It was a hard winter for my chickens, and I had three girls in quarantine in my bathroom basement due to faulty vents (The place where eggs come out was swollen and bleeding). I had two hens in cardboard boxes and one in the stand-up shower. I was doing everything in my power to nurse these hens to health: Sitz baths, rubbing peroxide and vaseline on their bottoms, wheat diet, keeping them warm, and limiting the light in the room so they wouldn’t lay as many eggs. This continued for over a week, and my bathroom was stinky. The girls seemed to have improved, but the moment I returned them to the chicken coop, their condition declined again.
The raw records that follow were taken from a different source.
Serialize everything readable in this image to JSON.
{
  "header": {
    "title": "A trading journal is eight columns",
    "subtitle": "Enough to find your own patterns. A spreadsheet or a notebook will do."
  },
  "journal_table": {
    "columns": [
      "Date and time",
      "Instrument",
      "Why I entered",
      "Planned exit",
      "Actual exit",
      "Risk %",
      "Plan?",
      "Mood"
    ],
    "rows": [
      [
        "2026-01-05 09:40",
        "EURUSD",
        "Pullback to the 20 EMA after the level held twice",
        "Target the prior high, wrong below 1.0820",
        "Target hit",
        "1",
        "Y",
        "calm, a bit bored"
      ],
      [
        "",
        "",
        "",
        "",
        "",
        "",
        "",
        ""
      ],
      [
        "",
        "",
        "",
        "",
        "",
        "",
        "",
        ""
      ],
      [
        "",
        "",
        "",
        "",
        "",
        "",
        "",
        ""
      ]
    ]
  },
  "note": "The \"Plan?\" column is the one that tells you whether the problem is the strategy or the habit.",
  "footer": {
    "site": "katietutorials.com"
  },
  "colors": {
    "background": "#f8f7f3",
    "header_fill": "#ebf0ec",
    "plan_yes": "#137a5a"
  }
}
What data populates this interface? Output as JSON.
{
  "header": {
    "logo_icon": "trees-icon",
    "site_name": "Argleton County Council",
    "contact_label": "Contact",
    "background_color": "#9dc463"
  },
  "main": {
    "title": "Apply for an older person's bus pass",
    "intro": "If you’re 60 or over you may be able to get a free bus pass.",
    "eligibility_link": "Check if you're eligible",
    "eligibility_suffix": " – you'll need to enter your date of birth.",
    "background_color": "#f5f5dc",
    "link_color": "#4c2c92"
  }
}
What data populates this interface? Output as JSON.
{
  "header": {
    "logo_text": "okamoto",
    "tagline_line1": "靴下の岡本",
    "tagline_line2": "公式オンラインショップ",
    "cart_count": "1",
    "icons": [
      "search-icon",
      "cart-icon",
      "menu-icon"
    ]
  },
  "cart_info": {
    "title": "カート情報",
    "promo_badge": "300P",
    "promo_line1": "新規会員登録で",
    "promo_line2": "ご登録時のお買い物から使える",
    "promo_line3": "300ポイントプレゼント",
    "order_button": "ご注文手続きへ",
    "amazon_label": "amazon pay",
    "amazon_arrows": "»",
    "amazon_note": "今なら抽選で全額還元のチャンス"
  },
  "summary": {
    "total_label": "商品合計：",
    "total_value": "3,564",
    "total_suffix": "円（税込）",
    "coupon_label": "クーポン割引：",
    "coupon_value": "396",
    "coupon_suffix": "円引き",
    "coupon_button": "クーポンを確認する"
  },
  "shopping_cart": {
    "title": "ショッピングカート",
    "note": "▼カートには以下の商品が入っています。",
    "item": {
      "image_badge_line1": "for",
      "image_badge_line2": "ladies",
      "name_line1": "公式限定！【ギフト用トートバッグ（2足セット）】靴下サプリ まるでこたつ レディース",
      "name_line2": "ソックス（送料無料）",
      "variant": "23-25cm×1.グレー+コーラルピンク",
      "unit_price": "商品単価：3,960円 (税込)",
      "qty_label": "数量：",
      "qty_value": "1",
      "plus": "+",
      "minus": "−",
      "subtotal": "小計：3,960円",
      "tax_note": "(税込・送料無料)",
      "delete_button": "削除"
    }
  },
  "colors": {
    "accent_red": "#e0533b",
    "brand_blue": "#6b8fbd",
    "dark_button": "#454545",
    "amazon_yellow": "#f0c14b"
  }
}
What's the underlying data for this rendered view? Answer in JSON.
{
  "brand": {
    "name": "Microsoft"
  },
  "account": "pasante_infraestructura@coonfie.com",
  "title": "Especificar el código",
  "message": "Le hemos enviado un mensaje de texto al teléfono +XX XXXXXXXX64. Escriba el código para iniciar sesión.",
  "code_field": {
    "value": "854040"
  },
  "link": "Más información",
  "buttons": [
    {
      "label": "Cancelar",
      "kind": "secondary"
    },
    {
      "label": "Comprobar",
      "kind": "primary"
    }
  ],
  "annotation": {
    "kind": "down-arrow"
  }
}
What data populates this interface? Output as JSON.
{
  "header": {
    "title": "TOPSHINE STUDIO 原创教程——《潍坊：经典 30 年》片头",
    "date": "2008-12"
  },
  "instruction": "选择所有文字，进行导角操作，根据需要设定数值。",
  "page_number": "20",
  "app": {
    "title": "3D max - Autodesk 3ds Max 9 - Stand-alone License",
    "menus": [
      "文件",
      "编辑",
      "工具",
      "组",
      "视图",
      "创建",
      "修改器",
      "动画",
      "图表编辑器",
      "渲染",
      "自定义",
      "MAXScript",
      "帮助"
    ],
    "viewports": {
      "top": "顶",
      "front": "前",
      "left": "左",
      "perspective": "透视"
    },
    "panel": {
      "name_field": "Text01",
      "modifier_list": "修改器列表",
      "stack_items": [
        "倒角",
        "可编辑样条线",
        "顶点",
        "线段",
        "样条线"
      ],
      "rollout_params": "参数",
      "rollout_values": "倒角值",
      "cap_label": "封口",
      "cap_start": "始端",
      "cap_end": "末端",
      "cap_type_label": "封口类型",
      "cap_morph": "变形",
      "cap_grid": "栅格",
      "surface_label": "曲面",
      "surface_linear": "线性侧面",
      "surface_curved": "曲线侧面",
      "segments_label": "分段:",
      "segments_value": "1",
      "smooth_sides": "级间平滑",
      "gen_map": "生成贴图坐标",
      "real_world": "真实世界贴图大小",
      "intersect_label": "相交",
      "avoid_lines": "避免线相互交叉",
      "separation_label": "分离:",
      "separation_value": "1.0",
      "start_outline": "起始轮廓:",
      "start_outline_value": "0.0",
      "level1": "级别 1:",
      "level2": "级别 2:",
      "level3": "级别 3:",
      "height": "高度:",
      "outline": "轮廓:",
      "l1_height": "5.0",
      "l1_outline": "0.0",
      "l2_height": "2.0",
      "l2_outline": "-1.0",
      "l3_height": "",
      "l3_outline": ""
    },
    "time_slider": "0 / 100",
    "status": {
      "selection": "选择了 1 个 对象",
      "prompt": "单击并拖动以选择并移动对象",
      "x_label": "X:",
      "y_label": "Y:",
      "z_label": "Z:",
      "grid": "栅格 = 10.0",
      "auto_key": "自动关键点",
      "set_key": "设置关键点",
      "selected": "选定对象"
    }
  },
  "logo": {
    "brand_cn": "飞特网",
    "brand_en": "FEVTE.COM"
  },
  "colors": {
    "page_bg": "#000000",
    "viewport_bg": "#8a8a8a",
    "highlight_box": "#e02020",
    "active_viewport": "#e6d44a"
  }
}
Moreover, chickens are crazy, if a hen shows signs of sickness, the others will attack it. So now my three ill hens were in worse shape than before.
In the end, my husband and I had to make a tough call. We had to put the sick hens down. Trouble was, we still lived in the city, so we were going have to do the deed in the garage. My husband set up a chopping block and sharpened the ax.
I picked up Lola and gave her a hug goodbye. I held her still on the block, and my heart raced inside my chest. My husband swung the ax and missed. He swung again, but the blade must not have been sharp enough. A couple more whacks, and her head still wasn’t off but she seemed dead. He put her upside down in a 5 gallon bucket to drain out but then she started flapping around. I screamed, “She’s not dead! You didn’t do it right!” Tears streamed down my face. “Do something!”
He pulled her out of the bucket and set her back on the block. This time he actually got the head off, but Lola jolted and slipped out of his grasp. She fell onto the floor and sprang off the pavement, nearly as high as my shoulder.
I screamed, cried, and ran around the garage to avoid the jumping chicken.
After several hops, she finally fell down still.
My heart was pounding so hard, and my eyes were bulging in horror. I couldn’t believe that had just happened.
I turned to my husband. “You need to sharpen that ax.”